Robert Gordon and Kenneth Ryu argue that the disappearance of productivity growth after 2010 can be traced back a decade earlier, and partly attributed to the surge in U.S. manufacturing imports that began around 2000 — roughly the time when China joined the World Trade Organization. They show that increased U.S. manufacturing imports came not only from China, but also from other lower-wage economies such as Mexico. They find these imports ultimately weakened domestic manufacturing production, capacity utilization, profitability, investment and innovation activities. Beyond import competition, the authors also point to diminishing returns to innovation, regulatory distortions, and a shortage of skilled labour as contributing factors.

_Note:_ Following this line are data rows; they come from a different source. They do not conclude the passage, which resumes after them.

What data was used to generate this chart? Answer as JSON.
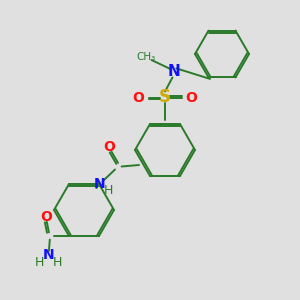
{
  "background_color": "#e0e0e0",
  "bond_color": "#2a7a2a",
  "atom_colors": {
    "N": "#1010ff",
    "O": "#ff1010",
    "S": "#ccaa00",
    "H": "#2a7a2a"
  },
  "figsize": [
    3.0,
    3.0
  ],
  "dpi": 100
}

Danial Lashkari and Jeremy Pearce further examine the sources of the slowdown by decomposing U.S. manufacturing productivity growth into contributions from leader and follower firms within frontier and laggard industries. They demonstrate that the slowdown was broad-based. It occurred across productivity measures, using multiple industry groupings, and for both leaders and follower firms. The broad-based nature of the slowdown raises the question of whether the translation of research and development (R&D) expenditures into productivity gains has weakened, as suggested by Gordon and Ryu. The authors estimate an R&D production function at the industry and firm levels and find that the elasticity of productivity with respect to R&D is consistently larger in the earlier period than in the full sample period, even as R&D expenditure rose across firms and industries. These results suggest that the slowdown reflects declining research productivity rather than reduced innovation effort and are consistent with the “ideas getting harder to find” hypothesis.

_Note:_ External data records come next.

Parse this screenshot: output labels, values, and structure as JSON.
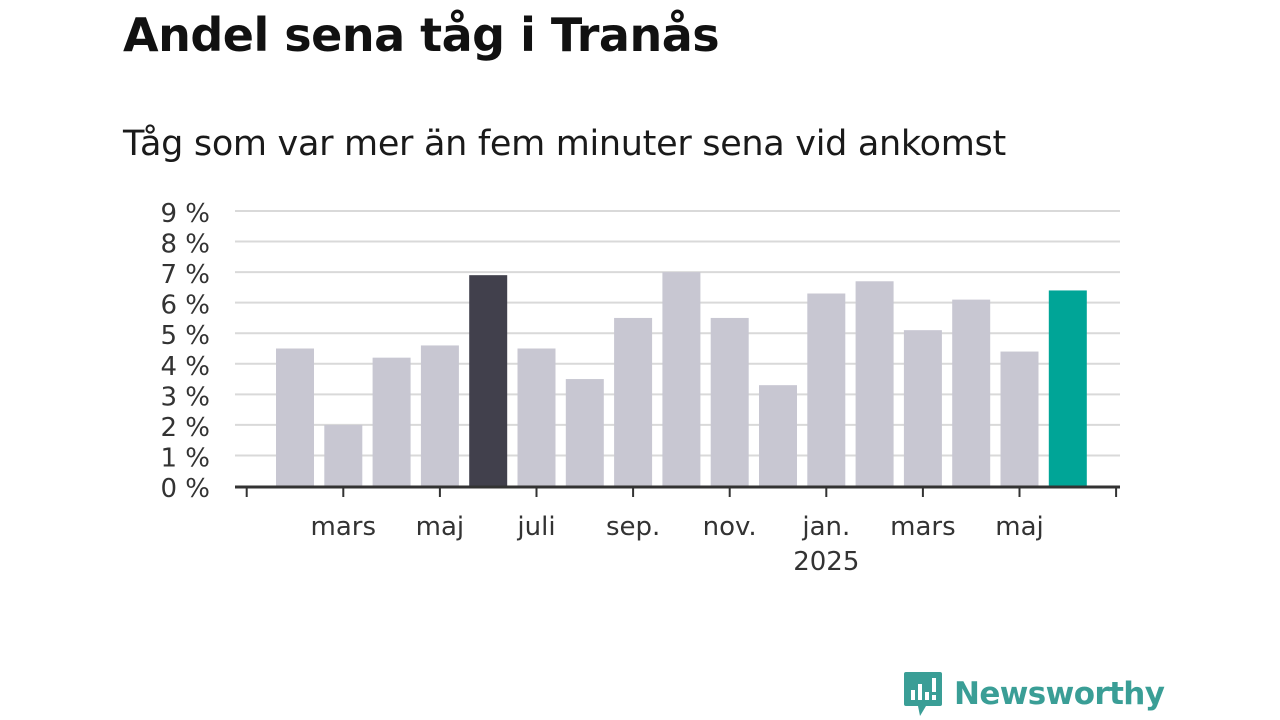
{
  "title": "Andel sena tåg i Tranås",
  "subtitle": "Tåg som var mer än fem minuter sena vid ankomst",
  "brand": {
    "name": "Newsworthy",
    "color": "#3a9e96"
  },
  "colors": {
    "bar": "#c8c7d2",
    "highlight_dark": "#41404c",
    "highlight_latest": "#00a597",
    "grid": "#d9d9d9",
    "axis": "#333333"
  },
  "chart_data": {
    "type": "bar",
    "title": "Andel sena tåg i Tranås",
    "subtitle": "Tåg som var mer än fem minuter sena vid ankomst",
    "values": [
      4.5,
      2.0,
      4.2,
      4.6,
      6.9,
      4.5,
      3.5,
      5.5,
      7.0,
      5.5,
      3.3,
      6.3,
      6.7,
      5.1,
      6.1,
      4.4,
      6.4
    ],
    "highlight": {
      "4": "highlight_dark",
      "16": "highlight_latest"
    },
    "ylim": [
      0,
      9
    ],
    "yticks": [
      {
        "value": 0,
        "label": "0 %"
      },
      {
        "value": 1,
        "label": "1 %"
      },
      {
        "value": 2,
        "label": "2 %"
      },
      {
        "value": 3,
        "label": "3 %"
      },
      {
        "value": 4,
        "label": "4 %"
      },
      {
        "value": 5,
        "label": "5 %"
      },
      {
        "value": 6,
        "label": "6 %"
      },
      {
        "value": 7,
        "label": "7 %"
      },
      {
        "value": 8,
        "label": "8 %"
      },
      {
        "value": 9,
        "label": "9 %"
      }
    ],
    "xlabels": [
      {
        "index": 1,
        "label": "mars"
      },
      {
        "index": 3,
        "label": "maj"
      },
      {
        "index": 5,
        "label": "juli"
      },
      {
        "index": 7,
        "label": "sep."
      },
      {
        "index": 9,
        "label": "nov."
      },
      {
        "index": 11,
        "label": "jan.",
        "sublabel": "2025"
      },
      {
        "index": 13,
        "label": "mars"
      },
      {
        "index": 15,
        "label": "maj"
      }
    ],
    "grid": true
  }
}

The fifth article, by Calvin Ackley, Abe Dunn, Eli Liebman and John Romley, seeks to better understand health care productivity in the United States. Productivity is a critical issue for a sector that accounts for 17 per cent of U.S. GDP. However, official statistics likely understate productivity growth by failing to capture improvements in medical technology and treatment quality. The U.S. Bureau of Economic Analysis has developed a Health Care Satellite Account (HCSA) to try to address this gap by measuring spending by medical condition, thus moving from an input to an output-based measurement in health care. The authors present a framework that combines the HCSA with population health data to adjust output prices for quality improvements. In this framework, “output” is defined as marginal health gains rather than traditional service counts or hours worked. Their results suggest substantial quality-adjusted productivity growth that is largely absent in official statistics. They speculate that health care productivity gains might be even larger in other high-income countries, where life expectancy has increased more than in the United States while health care spending has grown more slowly.

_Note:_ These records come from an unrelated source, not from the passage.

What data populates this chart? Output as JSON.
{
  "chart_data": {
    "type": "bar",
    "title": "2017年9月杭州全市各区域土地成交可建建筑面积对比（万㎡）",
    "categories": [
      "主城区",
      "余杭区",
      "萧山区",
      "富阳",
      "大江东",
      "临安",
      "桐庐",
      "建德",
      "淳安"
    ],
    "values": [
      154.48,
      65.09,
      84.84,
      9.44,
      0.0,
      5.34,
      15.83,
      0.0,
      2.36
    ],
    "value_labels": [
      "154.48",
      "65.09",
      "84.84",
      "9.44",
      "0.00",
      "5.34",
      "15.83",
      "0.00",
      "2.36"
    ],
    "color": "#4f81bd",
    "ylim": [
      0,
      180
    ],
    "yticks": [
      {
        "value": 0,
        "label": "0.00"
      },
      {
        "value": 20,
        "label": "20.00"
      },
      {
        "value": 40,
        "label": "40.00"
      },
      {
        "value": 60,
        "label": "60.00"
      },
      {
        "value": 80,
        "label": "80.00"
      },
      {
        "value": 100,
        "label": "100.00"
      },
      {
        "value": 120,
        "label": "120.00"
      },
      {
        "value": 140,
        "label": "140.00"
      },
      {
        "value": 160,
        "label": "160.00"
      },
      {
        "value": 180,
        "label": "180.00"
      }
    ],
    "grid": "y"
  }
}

The 50th issue concludes with a commentary by Claude Lavoie that studies persistent concerns about the high cost of living among Canadians. The issue is pervasive, despite macroeconomic indicators showing that household income growth has generally outpaced inflation in recent years. Drawing on polling data, economic statistics, and policy literature, the author identifies housing affordability, slowing real income growth, and social media–driven financial perceptions as key drivers. The commentary argues that policy responses should prioritize housing supply, productivity growth, and stronger worker bargaining power to help ensure that economic gains translate into improved household welfare.